I don’t want to convince girls to do something they don’t want to do. But I do want them to know more about STEM careers and feel empowered enough to take those sorts of paths.

I’m going to use engineering as my example here, because I have the stats and it’s what I’ve experienced. But most of what I say applies to the physical sciences, maths and computer science. Perhaps even especially to computer science!

ANU engineering has just under 20% women in the undergraduate population, which is pretty good compared to other Australian universities. In 2015, 14.4% of Australian engineering undergraduate commencements were women [1]. So knowing that ANU is doing a bit better than average, should we stop there? Hell no! MIT has an undergraduate engineering population of 46% women [2], Brown has almost 40% [3], and there are many other great engineering colleges and universities in the USA with numbers in the range of 30-45% [4]. So it’s definitely realistic for us to bump those figures up so we can lead the Australian statistics in the same way MIT is leading the USA’s.

So, now that we’ve established that…what can we do?

As we sat in the New York Academy of Science (NYAS) on the 40th floor of the World Trade Centre overlooking the city scape, we heard about some really great things happening in this space.


The NYAS runs mentoring programs for high school students around the world, scholarship programs for undergraduates, networking opportunities between women of all ages and heaps of other things.

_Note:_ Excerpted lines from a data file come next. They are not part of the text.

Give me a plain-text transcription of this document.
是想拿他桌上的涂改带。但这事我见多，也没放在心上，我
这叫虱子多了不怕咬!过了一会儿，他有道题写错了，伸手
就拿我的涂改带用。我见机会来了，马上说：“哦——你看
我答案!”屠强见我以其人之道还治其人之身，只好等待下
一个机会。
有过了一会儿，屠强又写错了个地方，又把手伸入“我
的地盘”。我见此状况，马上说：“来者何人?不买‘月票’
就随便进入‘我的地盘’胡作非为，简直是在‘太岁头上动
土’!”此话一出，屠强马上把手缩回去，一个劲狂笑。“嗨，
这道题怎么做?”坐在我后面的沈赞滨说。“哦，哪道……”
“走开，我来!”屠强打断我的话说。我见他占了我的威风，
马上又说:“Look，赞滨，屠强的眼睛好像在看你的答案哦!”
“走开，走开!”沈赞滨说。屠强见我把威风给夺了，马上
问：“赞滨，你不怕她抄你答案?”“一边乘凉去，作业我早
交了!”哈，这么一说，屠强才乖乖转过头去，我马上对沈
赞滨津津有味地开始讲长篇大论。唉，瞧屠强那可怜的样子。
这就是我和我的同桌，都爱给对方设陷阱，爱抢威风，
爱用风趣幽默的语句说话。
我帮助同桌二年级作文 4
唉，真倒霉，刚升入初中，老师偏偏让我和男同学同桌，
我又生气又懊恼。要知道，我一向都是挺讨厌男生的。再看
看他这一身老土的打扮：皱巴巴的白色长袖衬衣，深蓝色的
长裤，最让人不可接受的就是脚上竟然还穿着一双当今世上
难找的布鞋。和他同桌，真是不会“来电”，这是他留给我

All of their initiatives focus on the long term. The 1000 girls, 1000 futures program is a 3-year online mentoring program. They’re really showing what a big organisation can do with a little funding!

Kimberley Bryant, set up Black Girls Code in the USA. It started out as a bit of creativity for her daughter and her friends, and has now turned into a program that transforms thousands of girls into creators of technology, not just consumers of it. She showed us what one person can start, even when they’re not intending to do so!

The examples of awesome programs kept on going all day. It was pretty clear that they all had one common element. Mentoring! It seemed to be the number one driver at all stages. We need to provide mentors from kindergarten up until retirement day.  These can be teachers, role models, supportive family members, older students, bosses, professionals, anyone.

Mentoring can manifest itself in a whole variety of ways, some of which are organic and not necessarily over the long term. Mentoring can be as small as telling your cousin how cool it is she did well on her maths test each time you see her, or helping a College student know what degree options are out there.  At ANU, we’re working on the opposite kind of mentoring. The kind that involves a long-term structured program with input from a huge team of mentors.

Since leaving New York, we have expanded our first year women in engineering and computer science mentoring program which we are hoping to open up to all genders next semester. We have set up programs for later year students to be mentored by professionals from PwC and Cisco. We have more new programs in the pipeline too, from ANU students mentoring Canberra primary school students, to peer-to-peer mentoring between students in Cambodia and Australia. We’re creating a network and we want as many people to get tangled up in our web as possible!

I encourage you to join our network, or start your own. Go find a mentor. Or, better yet, find someone to be a mentor to.